As in the rest of India, the Andhra Brahmin`s confrontation with the modern age has caused many a compromise with tradition and orthodoxy. Within the community there is a definite trend towards modernization but this trend is not very marked. They still cling to certain attitudes, especially, regarding women and though education for girls is acceptable, it is mostly meant to enhance their matrimonial projects. A woman`s role is strictly limited to the home and the family and the dowry system exists in one subtle form or another though forbidden by the law.
The Telugu Brahmin shares many temperamental characteristics of the Andhra natives in general.
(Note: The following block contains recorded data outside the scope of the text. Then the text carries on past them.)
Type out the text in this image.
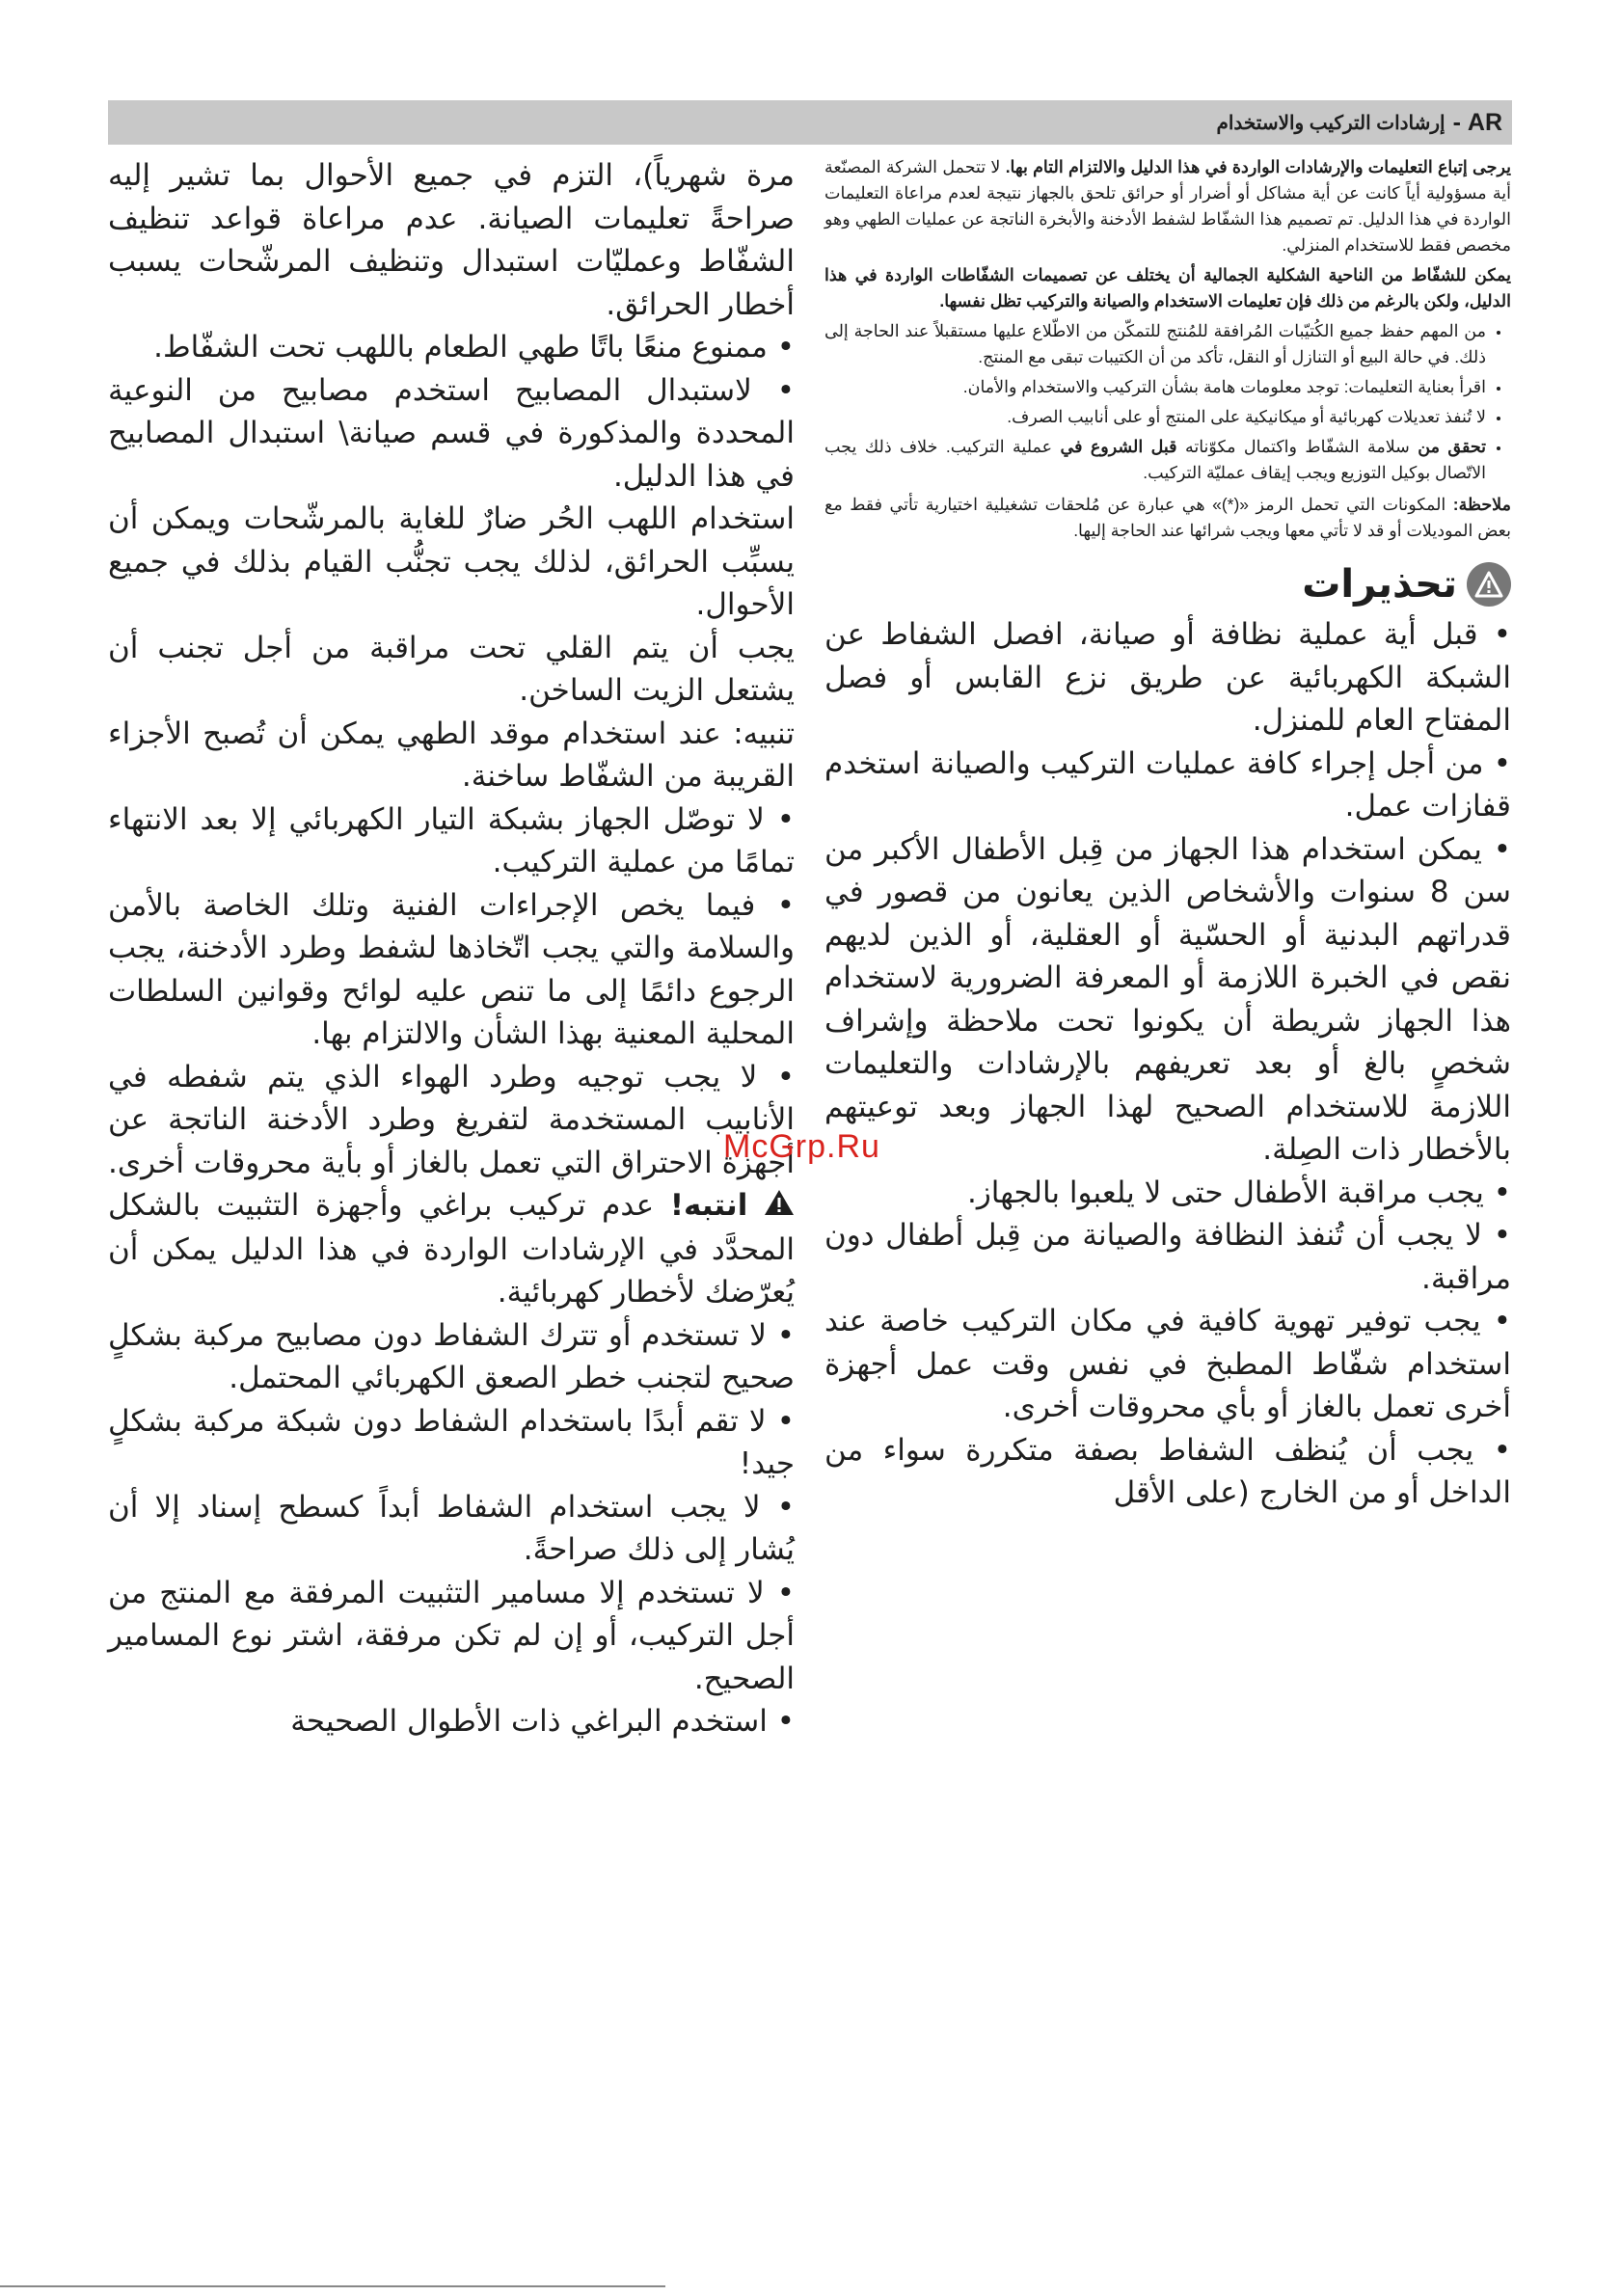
AR -
إرشادات التركيب والاستخدام

يرجى إتباع التعليمات والإرشادات الواردة في هذا الدليل والالتزام التام بها. لا تتحمل الشركة المصنّعة أية مسؤولية أياً كانت عن أية مشاكل أو أضرار أو حرائق تلحق بالجهاز نتيجة لعدم مراعاة التعليمات الواردة في هذا الدليل. تم تصميم هذا الشفّاط لشفط الأدخنة والأبخرة الناتجة عن عمليات الطهي وهو مخصص فقط للاستخدام المنزلي.

يمكن للشفّاط من الناحية الشكلية الجمالية أن يختلف عن تصميمات الشفّاطات الواردة في هذا الدليل، ولكن بالرغم من ذلك فإن تعليمات الاستخدام والصيانة والتركيب تظل نفسها.

• من المهم حفظ جميع الكُتيّبات المُرافقة للمُنتج للتمكّن من الاطّلاع عليها مستقبلاً عند الحاجة إلى ذلك. في حالة البيع أو التنازل أو النقل، تأكد من أن الكتيبات تبقى مع المنتج.
• اقرأ بعناية التعليمات: توجد معلومات هامة بشأن التركيب والاستخدام والأمان.
• لا تُنفذ تعديلات كهربائية أو ميكانيكية على المنتج أو على أنابيب الصرف.
• تحقق من سلامة الشفّاط واكتمال مكوّناته قبل الشروع في عملية التركيب. خلاف ذلك يجب الاتّصال بوكيل التوزيع ويجب إيقاف عمليّة التركيب.

ملاحظة: المكونات التي تحمل الرمز «(*)» هي عبارة عن مُلحقات تشغيلية اختيارية تأتي فقط مع بعض الموديلات أو قد لا تأتي معها ويجب شرائها عند الحاجة إليها.

تحذيرات

• قبل أية عملية نظافة أو صيانة، افصل الشفاط عن الشبكة الكهربائية عن طريق نزع القابس أو فصل المفتاح العام للمنزل.

• من أجل إجراء كافة عمليات التركيب والصيانة استخدم قفازات عمل.

• يمكن استخدام هذا الجهاز من قِبل الأطفال الأكبر من سن 8 سنوات والأشخاص الذين يعانون من قصور في قدراتهم البدنية أو الحسّية أو العقلية، أو الذين لديهم نقص في الخبرة اللازمة أو المعرفة الضرورية لاستخدام هذا الجهاز شريطة أن يكونوا تحت ملاحظة وإشراف شخصٍ بالغ أو بعد تعريفهم بالإرشادات والتعليمات اللازمة للاستخدام الصحيح لهذا الجهاز وبعد توعيتهم بالأخطار ذات الصِلة.

• يجب مراقبة الأطفال حتى لا يلعبوا بالجهاز.

• لا يجب أن تُنفذ النظافة والصيانة من قِبل أطفال دون مراقبة.

• يجب توفير تهوية كافية في مكان التركيب خاصة عند استخدام شفّاط المطبخ في نفس وقت عمل أجهزة أخرى تعمل بالغاز أو بأي محروقات أخرى.

• يجب أن يُنظف الشفاط بصفة متكررة سواء من الداخل أو من الخارج (على الأقل

مرة شهرياً)، التزم في جميع الأحوال بما تشير إليه صراحةً تعليمات الصيانة. عدم مراعاة قواعد تنظيف الشفّاط وعمليّات استبدال وتنظيف المرشّحات يسبب أخطار الحرائق.

• ممنوع منعًا باتًا طهي الطعام باللهب تحت الشفّاط.

• لاستبدال المصابيح استخدم مصابيح من النوعية المحددة والمذكورة في قسم صيانة\ استبدال المصابيح في هذا الدليل.

استخدام اللهب الحُر ضارٌ للغاية بالمرشّحات ويمكن أن يسبِّب الحرائق، لذلك يجب تجنُّب القيام بذلك في جميع الأحوال.

يجب أن يتم القلي تحت مراقبة من أجل تجنب أن يشتعل الزيت الساخن.

تنبيه: عند استخدام موقد الطهي يمكن أن تُصبح الأجزاء القريبة من الشفّاط ساخنة.

• لا توصّل الجهاز بشبكة التيار الكهربائي إلا بعد الانتهاء تمامًا من عملية التركيب.

• فيما يخص الإجراءات الفنية وتلك الخاصة بالأمن والسلامة والتي يجب اتّخاذها لشفط وطرد الأدخنة، يجب الرجوع دائمًا إلى ما تنص عليه لوائح وقوانين السلطات المحلية المعنية بهذا الشأن والالتزام بها.

• لا يجب توجيه وطرد الهواء الذي يتم شفطه في الأنابيب المستخدمة لتفريغ وطرد الأدخنة الناتجة عن أجهزة الاحتراق التي تعمل بالغاز أو بأية محروقات أخرى.

انتبه! عدم تركيب براغي وأجهزة التثبيت بالشكل المحدَّد في الإرشادات الواردة في هذا الدليل يمكن أن يُعرّضك لأخطار كهربائية.

• لا تستخدم أو تترك الشفاط دون مصابيح مركبة بشكلٍ صحيح لتجنب خطر الصعق الكهربائي المحتمل.

• لا تقم أبدًا باستخدام الشفاط دون شبكة مركبة بشكلٍ جيد!

• لا يجب استخدام الشفاط أبداً كسطح إسناد إلا أن يُشار إلى ذلك صراحةً.

• لا تستخدم إلا مسامير التثبيت المرفقة مع المنتج من أجل التركيب، أو إن لم تكن مرفقة، اشتر نوع المسامير الصحيح.

• استخدم البراغي ذات الأطوال الصحيحة

McGrp.Ru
He is excitable but amiable; quick to take offence at any attempt to belittle his honour or status; frank to the point of bluntness; and emotional, impulsive and gregarious; by and large he is nevertheless, a hearty person.
The Telugu flair for humour is seen in the `chatuvulu` (humorous verses) composed on the spot and based on contemporary events and characters. Srinatha, a colourful character of the 15th century, wrote a number of these, wittily exposing flaws in the social fabric.
The community has not been lacking in pioneers of social reform. The dowry evil, child marriage, the miserable condition of widows, sati - all have been targets of attack. Many Telugu Brahmins rallied to the call for national independence.